A "stretch goal" of sorts is that in an ideal world we would also have some control over the nature of the critical points, eg. prescribe a condition such as $p'(x_i)p'(x_{i+1})<0$ or possibly even greater control.
What does it all mean? This would answer one of the so-called "calculus superstition" problems undergraduates often have, i.e. any snippet of a random graph is secretly a polynomial graph, we teaching them are just making them suffer needlessly.
One approach is to start with $p_0(x)$ determined by the derivative criteria, using basic calculus to produce $P_0(x)$ satisfying our second condition, and choosing a primitive so that say $p(x_1)=y_1$. Now if we scale $p_0$ in addition, we can make it so $p(x_2) = y_2$ as well if needed, as we might as well consider $x_1=0$ by a variable shift, if necessary. But for $3$ or more points, this approach no longer works.
One is tempted to attempt the following construction in the case no $y_i =0$ (which I'm willing to grant for the time being as this won't even work in the special case):
Construct $P_0(x)$ as before, and consider $A(x)$ so that $A(x_i) = y_i / P_0(x_i)$, so that $P_1(x) = A(x_i)P_0(x_i) = y_i$. We immediately run into a problem though as here $P_1'(x) = A'(x)P_0(x) + A(x)P_0'(x)$ which makes this problem self-referential: we'd need to be able to construct $A(x)$ with the same critical points and it's own values there prescribed.
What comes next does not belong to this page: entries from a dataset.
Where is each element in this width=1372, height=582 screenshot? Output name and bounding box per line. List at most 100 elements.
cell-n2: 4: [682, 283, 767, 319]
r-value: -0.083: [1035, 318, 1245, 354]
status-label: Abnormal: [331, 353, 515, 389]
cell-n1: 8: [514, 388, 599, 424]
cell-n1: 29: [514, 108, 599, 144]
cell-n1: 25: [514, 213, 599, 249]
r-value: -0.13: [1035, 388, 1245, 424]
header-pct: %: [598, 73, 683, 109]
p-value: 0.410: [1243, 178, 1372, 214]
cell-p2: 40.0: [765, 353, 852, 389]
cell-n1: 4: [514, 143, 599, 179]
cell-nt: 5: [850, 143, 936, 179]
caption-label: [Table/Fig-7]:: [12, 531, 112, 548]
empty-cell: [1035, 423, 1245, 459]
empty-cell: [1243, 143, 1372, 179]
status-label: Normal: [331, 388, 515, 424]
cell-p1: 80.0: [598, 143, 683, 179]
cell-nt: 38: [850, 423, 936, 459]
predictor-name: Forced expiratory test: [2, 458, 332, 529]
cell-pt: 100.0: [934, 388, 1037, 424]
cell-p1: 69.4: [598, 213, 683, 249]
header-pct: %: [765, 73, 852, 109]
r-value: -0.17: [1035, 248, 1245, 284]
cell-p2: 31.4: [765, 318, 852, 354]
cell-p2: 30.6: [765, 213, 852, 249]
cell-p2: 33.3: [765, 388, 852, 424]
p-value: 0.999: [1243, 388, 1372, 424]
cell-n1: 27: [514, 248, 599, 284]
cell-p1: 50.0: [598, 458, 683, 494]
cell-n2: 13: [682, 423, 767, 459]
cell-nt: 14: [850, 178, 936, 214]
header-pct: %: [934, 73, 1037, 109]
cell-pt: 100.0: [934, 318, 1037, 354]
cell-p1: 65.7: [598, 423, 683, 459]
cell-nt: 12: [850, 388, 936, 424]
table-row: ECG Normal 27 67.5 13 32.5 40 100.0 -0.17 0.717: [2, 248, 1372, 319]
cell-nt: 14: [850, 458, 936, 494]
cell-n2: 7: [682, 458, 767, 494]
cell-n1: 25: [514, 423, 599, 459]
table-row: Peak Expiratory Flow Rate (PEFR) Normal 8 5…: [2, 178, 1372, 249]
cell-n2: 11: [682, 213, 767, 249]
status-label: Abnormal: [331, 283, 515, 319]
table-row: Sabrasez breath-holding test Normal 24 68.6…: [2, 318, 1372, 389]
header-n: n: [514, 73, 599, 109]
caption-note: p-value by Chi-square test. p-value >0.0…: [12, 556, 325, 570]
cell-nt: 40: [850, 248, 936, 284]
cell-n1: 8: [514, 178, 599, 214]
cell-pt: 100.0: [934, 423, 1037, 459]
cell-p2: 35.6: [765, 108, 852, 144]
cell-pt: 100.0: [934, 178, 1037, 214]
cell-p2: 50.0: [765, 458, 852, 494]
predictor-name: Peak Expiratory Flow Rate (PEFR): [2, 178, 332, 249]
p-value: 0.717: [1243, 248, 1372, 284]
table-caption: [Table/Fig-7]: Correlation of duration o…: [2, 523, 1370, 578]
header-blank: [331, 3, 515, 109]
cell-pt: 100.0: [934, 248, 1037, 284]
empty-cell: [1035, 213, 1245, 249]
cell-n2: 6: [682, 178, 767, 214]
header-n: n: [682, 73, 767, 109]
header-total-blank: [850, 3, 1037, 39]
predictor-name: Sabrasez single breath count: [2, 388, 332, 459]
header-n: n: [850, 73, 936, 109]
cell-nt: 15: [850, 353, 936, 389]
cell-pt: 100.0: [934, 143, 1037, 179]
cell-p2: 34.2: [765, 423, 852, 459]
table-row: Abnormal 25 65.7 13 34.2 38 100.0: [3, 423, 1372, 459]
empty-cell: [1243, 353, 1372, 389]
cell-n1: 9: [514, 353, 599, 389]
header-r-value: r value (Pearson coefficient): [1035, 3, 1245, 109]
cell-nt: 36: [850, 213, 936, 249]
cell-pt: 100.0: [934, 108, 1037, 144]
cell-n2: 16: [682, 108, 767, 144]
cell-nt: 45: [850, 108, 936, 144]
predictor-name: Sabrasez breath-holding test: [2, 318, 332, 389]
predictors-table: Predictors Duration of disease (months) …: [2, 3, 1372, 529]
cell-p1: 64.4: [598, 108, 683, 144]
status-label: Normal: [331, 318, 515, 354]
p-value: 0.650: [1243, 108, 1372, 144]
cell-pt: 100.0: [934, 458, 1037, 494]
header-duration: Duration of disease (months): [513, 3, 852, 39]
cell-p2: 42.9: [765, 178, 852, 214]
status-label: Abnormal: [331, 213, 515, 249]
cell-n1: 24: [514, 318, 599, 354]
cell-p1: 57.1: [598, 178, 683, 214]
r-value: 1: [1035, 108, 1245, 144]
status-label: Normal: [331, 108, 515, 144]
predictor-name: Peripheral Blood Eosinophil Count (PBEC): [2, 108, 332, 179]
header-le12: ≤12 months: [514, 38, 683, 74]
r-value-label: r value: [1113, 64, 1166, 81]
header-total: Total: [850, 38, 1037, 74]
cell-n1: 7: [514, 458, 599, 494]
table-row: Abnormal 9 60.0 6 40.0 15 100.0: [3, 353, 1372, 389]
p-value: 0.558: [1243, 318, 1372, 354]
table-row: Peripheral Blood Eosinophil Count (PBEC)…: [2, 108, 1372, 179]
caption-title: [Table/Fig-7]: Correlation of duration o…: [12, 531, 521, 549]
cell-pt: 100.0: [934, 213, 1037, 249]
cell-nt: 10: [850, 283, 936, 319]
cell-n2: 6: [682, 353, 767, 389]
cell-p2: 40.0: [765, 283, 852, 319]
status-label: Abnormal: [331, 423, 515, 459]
For my part I'm not sure I believe such a thing exists, but unlike the original problem the freedom in degree frees up a lot of wiggle room. The only answer to the linked question given (at the time of this posting) is Alexandre Eremenko's and of course those familiar with interpolation recognize its truth and that the two free parameters mean one could prescribe all of one and $2$ of the other with a given degree, but it's not clear to me (possibly because I am missing something quite obvious) that with no degree bound doesn't make the modified version of the problem work.